Let’s Discuss: Big 4 Bullies

By | July 11, 2013

Yes, our last two posts are stark reminders that we are smack dab in the middle of performance evaluation season. It can be a stressful time of year because you'll be forced to reflect on things that you'd rather forget. 

Often times what you'd like to forget is some of the people you've had to work alongside. If you're new to public accounting, you may just be thanking your lucky stars that you managed to survive a particular project that involved a co-worker from hell, but for the veterans out there, you know full well that asshole can be a NEMESIS, who has successful made you the fall guy or gal; someone who has systematically stood in your way, both figuratively and maybe even literally. And guess what? While you're taking the blame, their superiors are gazing at them proudly! 

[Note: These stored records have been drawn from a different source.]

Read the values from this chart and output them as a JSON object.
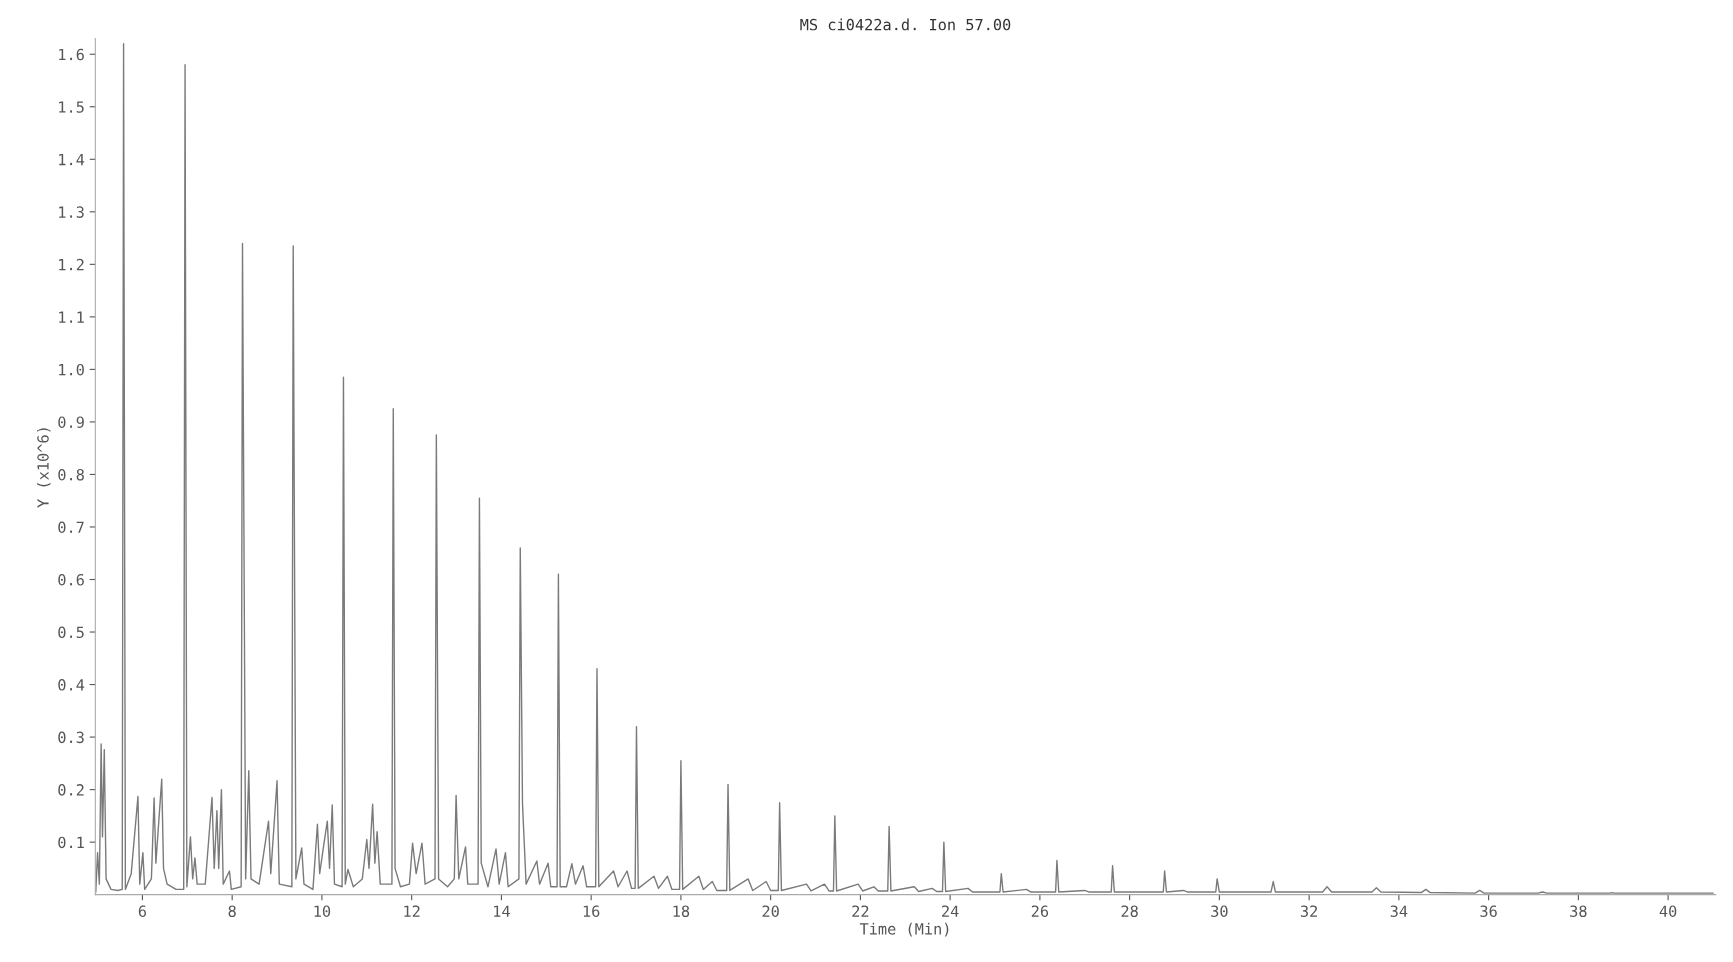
{
  "chart_data": {
    "type": "line",
    "title": "MS ci0422a.d. Ion 57.00",
    "xlabel": "Time (Min)",
    "ylabel": "Y (x10^6)",
    "xlim": [
      4.95,
      41.06
    ],
    "xticks": [
      6,
      8,
      10,
      12,
      14,
      16,
      18,
      20,
      22,
      24,
      26,
      28,
      30,
      32,
      34,
      36,
      38,
      40
    ],
    "ylim": [
      0,
      1.63
    ],
    "yticks": [
      0.1,
      0.2,
      0.3,
      0.4,
      0.5,
      0.6,
      0.7,
      0.8,
      0.9,
      {
        "value": 1.0,
        "label": "1.0"
      },
      1.1,
      1.2,
      1.3,
      1.4,
      1.5,
      1.6
    ],
    "grid": false,
    "series": [
      {
        "color": "#7a7a7a",
        "x": [
          4.96,
          5.0,
          5.04,
          5.08,
          5.11,
          5.15,
          5.19,
          5.3,
          5.45,
          5.55,
          5.58,
          5.62,
          5.75,
          5.9,
          5.94,
          6.01,
          6.05,
          6.2,
          6.26,
          6.3,
          6.43,
          6.47,
          6.55,
          6.75,
          6.92,
          6.95,
          6.99,
          7.07,
          7.12,
          7.17,
          7.22,
          7.4,
          7.55,
          7.6,
          7.66,
          7.7,
          7.76,
          7.8,
          7.94,
          7.98,
          8.2,
          8.23,
          8.3,
          8.37,
          8.42,
          8.6,
          8.81,
          8.86,
          9.0,
          9.05,
          9.33,
          9.36,
          9.42,
          9.55,
          9.6,
          9.8,
          9.9,
          9.95,
          10.05,
          10.12,
          10.17,
          10.23,
          10.28,
          10.45,
          10.48,
          10.52,
          10.58,
          10.7,
          10.9,
          11.0,
          11.05,
          11.13,
          11.18,
          11.23,
          11.3,
          11.56,
          11.59,
          11.63,
          11.75,
          11.95,
          12.02,
          12.1,
          12.23,
          12.3,
          12.52,
          12.55,
          12.6,
          12.8,
          12.95,
          12.99,
          13.05,
          13.2,
          13.25,
          13.48,
          13.51,
          13.55,
          13.7,
          13.88,
          13.95,
          14.09,
          14.15,
          14.39,
          14.42,
          14.47,
          14.55,
          14.79,
          14.85,
          15.04,
          15.1,
          15.24,
          15.27,
          15.31,
          15.45,
          15.57,
          15.65,
          15.82,
          15.9,
          16.1,
          16.13,
          16.17,
          16.5,
          16.6,
          16.8,
          16.9,
          16.98,
          17.01,
          17.05,
          17.4,
          17.5,
          17.7,
          17.8,
          17.97,
          18.0,
          18.04,
          18.4,
          18.5,
          18.7,
          18.8,
          19.02,
          19.05,
          19.09,
          19.5,
          19.6,
          19.9,
          20.0,
          20.17,
          20.2,
          20.24,
          20.8,
          20.9,
          21.2,
          21.3,
          21.4,
          21.43,
          21.47,
          21.95,
          22.05,
          22.3,
          22.4,
          22.61,
          22.64,
          22.68,
          23.2,
          23.3,
          23.6,
          23.7,
          23.83,
          23.86,
          23.9,
          24.4,
          24.5,
          25.11,
          25.14,
          25.18,
          25.7,
          25.8,
          26.35,
          26.38,
          26.42,
          27.0,
          27.1,
          27.59,
          27.62,
          27.66,
          28.75,
          28.78,
          28.82,
          29.2,
          29.3,
          29.92,
          29.95,
          30.0,
          31.15,
          31.2,
          31.25,
          32.3,
          32.4,
          32.5,
          33.4,
          33.5,
          33.6,
          34.5,
          34.6,
          34.7,
          35.7,
          35.8,
          35.9,
          37.1,
          37.2,
          37.3,
          38.7,
          38.75,
          38.8,
          41.0
        ],
        "values": [
          0.005,
          0.08,
          0.02,
          0.287,
          0.11,
          0.276,
          0.03,
          0.01,
          0.008,
          0.01,
          1.62,
          0.01,
          0.04,
          0.187,
          0.02,
          0.08,
          0.01,
          0.03,
          0.184,
          0.06,
          0.22,
          0.05,
          0.02,
          0.01,
          0.01,
          1.58,
          0.015,
          0.11,
          0.03,
          0.07,
          0.02,
          0.02,
          0.185,
          0.05,
          0.16,
          0.05,
          0.2,
          0.02,
          0.045,
          0.01,
          0.015,
          1.24,
          0.03,
          0.236,
          0.03,
          0.02,
          0.14,
          0.04,
          0.217,
          0.02,
          0.015,
          1.235,
          0.03,
          0.089,
          0.02,
          0.01,
          0.134,
          0.04,
          0.1,
          0.14,
          0.05,
          0.171,
          0.02,
          0.015,
          0.985,
          0.02,
          0.048,
          0.015,
          0.03,
          0.105,
          0.05,
          0.172,
          0.06,
          0.12,
          0.02,
          0.02,
          0.925,
          0.05,
          0.015,
          0.02,
          0.098,
          0.04,
          0.098,
          0.02,
          0.03,
          0.875,
          0.03,
          0.015,
          0.03,
          0.189,
          0.03,
          0.091,
          0.02,
          0.02,
          0.755,
          0.06,
          0.015,
          0.087,
          0.02,
          0.08,
          0.015,
          0.03,
          0.66,
          0.173,
          0.02,
          0.064,
          0.02,
          0.06,
          0.015,
          0.015,
          0.61,
          0.015,
          0.015,
          0.059,
          0.02,
          0.055,
          0.015,
          0.015,
          0.43,
          0.015,
          0.045,
          0.015,
          0.045,
          0.012,
          0.012,
          0.32,
          0.012,
          0.035,
          0.012,
          0.035,
          0.01,
          0.01,
          0.255,
          0.01,
          0.035,
          0.01,
          0.025,
          0.008,
          0.008,
          0.21,
          0.008,
          0.03,
          0.008,
          0.025,
          0.008,
          0.008,
          0.175,
          0.008,
          0.02,
          0.007,
          0.02,
          0.007,
          0.007,
          0.15,
          0.007,
          0.02,
          0.007,
          0.015,
          0.007,
          0.007,
          0.13,
          0.007,
          0.015,
          0.006,
          0.012,
          0.006,
          0.006,
          0.1,
          0.006,
          0.012,
          0.005,
          0.005,
          0.04,
          0.005,
          0.01,
          0.005,
          0.005,
          0.065,
          0.005,
          0.008,
          0.005,
          0.005,
          0.055,
          0.005,
          0.005,
          0.045,
          0.005,
          0.008,
          0.005,
          0.005,
          0.03,
          0.005,
          0.005,
          0.025,
          0.005,
          0.005,
          0.015,
          0.005,
          0.005,
          0.013,
          0.005,
          0.004,
          0.01,
          0.004,
          0.003,
          0.008,
          0.003,
          0.003,
          0.005,
          0.003,
          0.003,
          0.004,
          0.003,
          0.003
        ]
      }
    ]
  }
}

In a rather disheartening study, a team of researchers led by Darren C. Treadway, of the University at Buffalo School of Management, found that many workplace bullies receive positive evaluations from their supervisors and achieve high levels of career success, despite organizational efforts to curtail bullying.
 
The researchers sought to study the relationship between workplace bullying and job performance. They collected behavioral and job-performance data from 54 employees of a U.S. health-care firm, and found a strong correlation between bullying, positive job evaluations and social and political skill in the workplace.
Of course workplace bullying is a little bit different than bullying from your playground/quad days. For the purposes of this study, it was defined as "systematic aggression and violence targeted towards one or more individuals by one individual or by a group," and the tipster who sent us the link to the article wrote, "This gave me a great flashback to a few gems I met over the course of my public accounting career." Sound familiar?
 
Bullying happens all the time in public accounting, of course (yes, even the violence occasionally!) and it happens at all levels. Yes, even partnersPeople use their rank, relationships, and even deranged, Tourette-esque outburts to intimidate you. It can be in your face, behind your back, subtle, or explicit. In fact, if you've never been on the receiving end of intimidating tactics, then you haven't been working in public accounting very long.
 
Probably the most irritating thing, according to this study, is that these people get ahead. We've all seen it. People hog all the glory when something goes well at your expense and REFUSE to take any responsibility whatsoever when things go wrong but are quick to point the finger at you and it's what give bullies the edge in performance evals. That and turning on a little charm when needed: 
 

The researchers found that many bullies thrive by charming their supervisors and manipulating others to help them get ahead, even while they abuse their co-workers. Because many bullies can “possess high levels of social ability,” they are “able to strategically abuse co-workers and yet be evaluated positively by their supervisor,” the authors write.

And when you work in a professional services environment, the vast majority of your superiors are far less interested in someone's hurt feelings than whether or not a project is finished on time. Explaining to your performance coach that you dropped the ball because, "So-and-so, CPA is a lunatic that yells at me when the littlest thing goes wrong" is seen by a lot of people as tattling or being thin-skinned.

"Sorry, that happend to you, but the bottom line is the work didn't get done," might be something you'll hear. 

The worst part is that the answer to "What to do about a workplace bully?" isn't an clear one most of the time. Giving him or her a taste of their own medicine isn't as simple as it was on the playground. As the article notes, bullies are politically savvy and are probably a step or two in front of you most of the time. This means outfoxing your nemesis in one way or another. That may require using the strategic relationships you do have, or forging new ones — enemy mine — to get them to back off. Other times, yes, sternly telling this person, "YOU WILL SPEAK TO ME IN A PROFESSIONAL MANNER OR WE'RE GOING TO HAVE A PROBLEM," may do the trick, but it depends on the situation.

In a perfect world, your performance would speak for itself, but it has been shown time and again that's rarely the case, especially in a complex environment like a Big 4 firm. You will run into bullies wherever you work and dealing with them isn't as always easy and you should be prepared for them to look like stars in the eyes of people who "matter."

Anyone got stories of bullying at their firm? How did you deal with it? Discuss below.